After working for almost four decades, Lene Bødker’s artistic craft has adopted a new focus. She used to make planned and non-figurative work, but since 2014 she has employed an intuitive and listening method. Who are you? is a suite of powerful, painful, beautiful and figurative pieces in cast glass, each with its own personality and identity that imbues the collection with a special significance. Lene Bødker is the recipient of many awards, including the prestigious Japanese Kanazawa Glass Award, the Grand Prize.
THE WORK
Who are you? is a suite of figurative glass sculptures made from 2014–2017, following a period of illness. The pieces are a striking deviation from Lene Bødker’s former artistic approach and have an expression that conveys both fragility and weight.
They are painfully beautiful, mysterious and mythical – and powerfully moving. The tone also offers a note of hopefulness. The suite poses questions about identity – of the artist, the work and the viewer – and is thus open to interpretation. There are clear references to the time after the Fall of Man, when Adam and Eve were banished from Paradise and had to survive in accordance with the conditions on Earth. To some extent, the collection is about becoming an adult and taking responsibility for the small child we all have inside. Here comes a new, responsibility-charged era that is both more challenging and more lovely than what used to be.
The Technique
Lene Bødker works with a method that combines a variation of the cire perdue bronze casting technique, and a technique for blown glass. First, she shapes a clay model, and then a silicone mold to go over it. She casts a wax model inside the mold, which she covers in plaster. The wax is melted out of the plaster and the glass for a massive sculpture is then cast inside the hollow from the original model.

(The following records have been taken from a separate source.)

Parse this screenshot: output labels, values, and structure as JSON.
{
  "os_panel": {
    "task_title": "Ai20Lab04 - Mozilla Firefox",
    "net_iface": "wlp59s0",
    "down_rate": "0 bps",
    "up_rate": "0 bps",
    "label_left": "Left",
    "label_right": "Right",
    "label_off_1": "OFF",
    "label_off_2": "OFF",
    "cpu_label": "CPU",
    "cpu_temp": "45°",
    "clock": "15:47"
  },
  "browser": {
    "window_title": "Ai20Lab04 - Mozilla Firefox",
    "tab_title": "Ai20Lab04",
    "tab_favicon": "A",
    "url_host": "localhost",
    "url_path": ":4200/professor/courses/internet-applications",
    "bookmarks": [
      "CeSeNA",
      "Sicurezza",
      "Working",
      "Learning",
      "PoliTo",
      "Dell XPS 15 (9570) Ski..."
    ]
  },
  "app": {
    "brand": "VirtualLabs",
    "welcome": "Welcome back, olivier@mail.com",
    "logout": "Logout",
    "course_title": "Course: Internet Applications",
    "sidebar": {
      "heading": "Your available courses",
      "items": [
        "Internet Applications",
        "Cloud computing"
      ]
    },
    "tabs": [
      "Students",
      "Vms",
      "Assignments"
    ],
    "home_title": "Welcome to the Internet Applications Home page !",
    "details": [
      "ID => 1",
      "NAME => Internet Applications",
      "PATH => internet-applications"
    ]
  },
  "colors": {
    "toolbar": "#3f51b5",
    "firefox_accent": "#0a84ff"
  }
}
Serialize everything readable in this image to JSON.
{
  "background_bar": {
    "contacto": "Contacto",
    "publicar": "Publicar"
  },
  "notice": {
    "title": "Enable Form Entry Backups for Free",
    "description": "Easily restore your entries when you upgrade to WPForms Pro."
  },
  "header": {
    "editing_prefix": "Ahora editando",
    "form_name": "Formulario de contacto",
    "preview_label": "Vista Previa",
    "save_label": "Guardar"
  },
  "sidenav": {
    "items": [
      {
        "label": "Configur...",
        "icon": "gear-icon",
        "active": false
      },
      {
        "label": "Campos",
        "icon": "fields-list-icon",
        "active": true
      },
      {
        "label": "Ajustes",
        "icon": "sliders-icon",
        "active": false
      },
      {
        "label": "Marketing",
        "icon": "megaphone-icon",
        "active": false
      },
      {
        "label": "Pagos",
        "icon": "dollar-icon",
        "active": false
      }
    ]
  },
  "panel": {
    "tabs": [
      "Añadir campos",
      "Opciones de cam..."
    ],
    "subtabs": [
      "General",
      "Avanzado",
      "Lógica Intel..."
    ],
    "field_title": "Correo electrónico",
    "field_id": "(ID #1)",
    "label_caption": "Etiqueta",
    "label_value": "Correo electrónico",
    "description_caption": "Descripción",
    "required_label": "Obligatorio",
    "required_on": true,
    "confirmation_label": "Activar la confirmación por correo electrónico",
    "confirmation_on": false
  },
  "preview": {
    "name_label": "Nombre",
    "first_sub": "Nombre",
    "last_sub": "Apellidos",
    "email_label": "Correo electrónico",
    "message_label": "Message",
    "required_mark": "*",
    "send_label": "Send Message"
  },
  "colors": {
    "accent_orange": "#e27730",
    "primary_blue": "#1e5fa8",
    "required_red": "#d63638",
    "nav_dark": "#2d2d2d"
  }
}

Bødker also uses a method that involves blowing colored glass into a handmade, single-use mold. When the objects are cool, they are cut down and sanded. A particularly special method for Lene Bødker is that she often refines her pieces with a hammer before they are sanded and polished – despite the fact that this is a risky process.
The Process
The pieces in Who are you? comprise a drastic departure from Lene Bødker’s earlier artistic approach, especially with regard to how the work is created. She used to make non-figurative pieces that were carefully planned, but an illness forced her to open up to new ways to create. It is a highly intuitive work method that involves trusting the creative process, the artwork, and even the will of the object itself.
In conjunction with an exhibition, she began asking of her pieces: What is your name? Who are you? And she noticed how the work responded – with a word, a song or a name. This response gave the work a new meaning, a significance that was at times entirely unexpected. A clay model had difficulty standing up, but when it revealed its name, Lene Bødker understood that it should be recumbent. Another revealed itself to be a well – a metaphor for water and purification.
We are baptized in water, but we can also drown in water, and both phenomena entail change. Allowing it to happen, and trusting the creative process, her artistry and the pieces themselves became central for Bødker. Objects are rewarding in many ways – especially because too much speculation can delay or even prevent the artistic process.